Lotte India, the local arm of South Korea’s Lotte Group, is shaking up the snack aisle with the launch of its first-ever biscuit snack for the Indian market — Pepero. Already a cult favourite in Korea, Pepero is making its official India debut in two variants: Original and Crunchy.

The move marks Lotte India’s entry into the fast-growing biscuit snack segment, with the company setting its sights on ₹2,000 crore in revenue this year.

“Pepero is hugely popular in Korea, but what we’re bringing to Indian shelves is a twist on the original — slightly sweeter, to suit local palates,” said Milan Wahi, Managing Director of Lotte India, during a press briefing. “This isn’t just an import; it’s been developed for Indian consumers and is proudly made in India.”

Crafted at Lotte India’s new facility in Rohtak, Haryana — the company’s first manufacturing plant outside South Korea — the biscuit sticks are part of a bigger game plan. The plant is backed by a ₹475 crore investment, with ₹225 crore earmarked specifically for Pepero production. Another ₹15 crore is going into a marketing blitz to establish the brand in a competitive market.
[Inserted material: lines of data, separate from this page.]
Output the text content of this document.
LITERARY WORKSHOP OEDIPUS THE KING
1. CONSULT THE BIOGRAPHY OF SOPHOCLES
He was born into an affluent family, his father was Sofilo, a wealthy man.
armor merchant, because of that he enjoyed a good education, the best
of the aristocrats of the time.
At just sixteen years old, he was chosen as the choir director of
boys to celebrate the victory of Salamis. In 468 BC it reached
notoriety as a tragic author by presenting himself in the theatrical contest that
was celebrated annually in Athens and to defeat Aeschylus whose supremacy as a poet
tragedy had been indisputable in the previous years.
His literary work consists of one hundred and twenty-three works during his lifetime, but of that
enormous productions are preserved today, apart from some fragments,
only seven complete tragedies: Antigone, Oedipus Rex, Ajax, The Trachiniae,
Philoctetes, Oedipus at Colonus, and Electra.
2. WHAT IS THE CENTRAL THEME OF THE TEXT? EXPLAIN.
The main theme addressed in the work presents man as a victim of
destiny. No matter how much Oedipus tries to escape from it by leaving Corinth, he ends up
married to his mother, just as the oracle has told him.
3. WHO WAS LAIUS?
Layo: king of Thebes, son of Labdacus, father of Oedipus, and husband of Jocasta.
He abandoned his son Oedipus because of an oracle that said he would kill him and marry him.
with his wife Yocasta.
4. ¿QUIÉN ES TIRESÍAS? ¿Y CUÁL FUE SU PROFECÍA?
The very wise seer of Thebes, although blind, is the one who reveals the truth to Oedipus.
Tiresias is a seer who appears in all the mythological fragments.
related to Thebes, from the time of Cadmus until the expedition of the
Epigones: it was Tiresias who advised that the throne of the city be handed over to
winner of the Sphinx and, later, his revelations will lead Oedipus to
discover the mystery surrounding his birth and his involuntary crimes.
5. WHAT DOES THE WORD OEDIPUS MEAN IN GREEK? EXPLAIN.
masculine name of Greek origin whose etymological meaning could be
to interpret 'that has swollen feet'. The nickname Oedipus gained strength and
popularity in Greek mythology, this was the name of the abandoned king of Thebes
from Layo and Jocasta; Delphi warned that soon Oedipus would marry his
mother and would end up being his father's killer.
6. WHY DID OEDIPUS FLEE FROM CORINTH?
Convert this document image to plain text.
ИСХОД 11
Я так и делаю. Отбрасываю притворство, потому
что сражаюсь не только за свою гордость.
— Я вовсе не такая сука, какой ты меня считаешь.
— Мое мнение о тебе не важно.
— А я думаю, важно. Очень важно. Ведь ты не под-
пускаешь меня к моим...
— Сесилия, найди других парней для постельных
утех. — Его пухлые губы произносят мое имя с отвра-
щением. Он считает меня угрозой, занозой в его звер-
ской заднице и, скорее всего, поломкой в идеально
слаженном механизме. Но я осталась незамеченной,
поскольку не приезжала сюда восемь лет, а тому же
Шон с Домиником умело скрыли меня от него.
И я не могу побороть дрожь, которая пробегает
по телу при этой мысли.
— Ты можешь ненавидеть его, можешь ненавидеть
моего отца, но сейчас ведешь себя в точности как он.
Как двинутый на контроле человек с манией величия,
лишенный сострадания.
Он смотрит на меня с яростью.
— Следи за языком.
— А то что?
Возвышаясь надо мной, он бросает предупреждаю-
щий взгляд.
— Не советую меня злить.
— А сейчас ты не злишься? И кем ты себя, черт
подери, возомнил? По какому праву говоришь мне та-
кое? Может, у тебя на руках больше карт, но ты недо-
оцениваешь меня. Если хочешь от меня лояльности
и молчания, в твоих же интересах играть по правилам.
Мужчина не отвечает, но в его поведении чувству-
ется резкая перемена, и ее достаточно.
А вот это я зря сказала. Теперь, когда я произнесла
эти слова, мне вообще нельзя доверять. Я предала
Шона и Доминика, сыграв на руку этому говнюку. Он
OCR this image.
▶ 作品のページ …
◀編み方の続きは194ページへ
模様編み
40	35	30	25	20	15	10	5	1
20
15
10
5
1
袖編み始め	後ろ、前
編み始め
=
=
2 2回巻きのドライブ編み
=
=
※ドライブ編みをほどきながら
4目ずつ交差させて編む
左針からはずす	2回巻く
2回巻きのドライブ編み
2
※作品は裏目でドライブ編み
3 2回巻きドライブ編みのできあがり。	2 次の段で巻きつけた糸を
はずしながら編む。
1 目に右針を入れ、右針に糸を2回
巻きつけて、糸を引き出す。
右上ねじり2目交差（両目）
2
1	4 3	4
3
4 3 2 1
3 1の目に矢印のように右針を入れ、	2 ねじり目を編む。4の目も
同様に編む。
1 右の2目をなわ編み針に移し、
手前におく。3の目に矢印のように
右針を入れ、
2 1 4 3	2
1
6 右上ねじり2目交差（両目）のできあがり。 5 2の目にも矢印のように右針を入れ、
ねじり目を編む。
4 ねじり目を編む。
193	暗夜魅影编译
Wahi explained that the brand is targeting India’s massive Gen Z population, a group 377 million strong, with a positioning that blends mass appeal with a premium edge.

“Snacking in India is no longer just about hunger. It’s about self-expression, routine, sharing, and even identity. We believe Pepero fits right into that cultural moment,” he said.

While Pepero already commands a $1.3 billion market back home in Korea, Lotte Group is aiming for a tenfold expansion globally — targeting $13 billion in brand value over the next decade. India is the launchpad for that vision.

Wahi also confirmed that India would serve as an export hub for Pepero, with plans to ship locally-made variants to the Middle East and Far East in the next phase.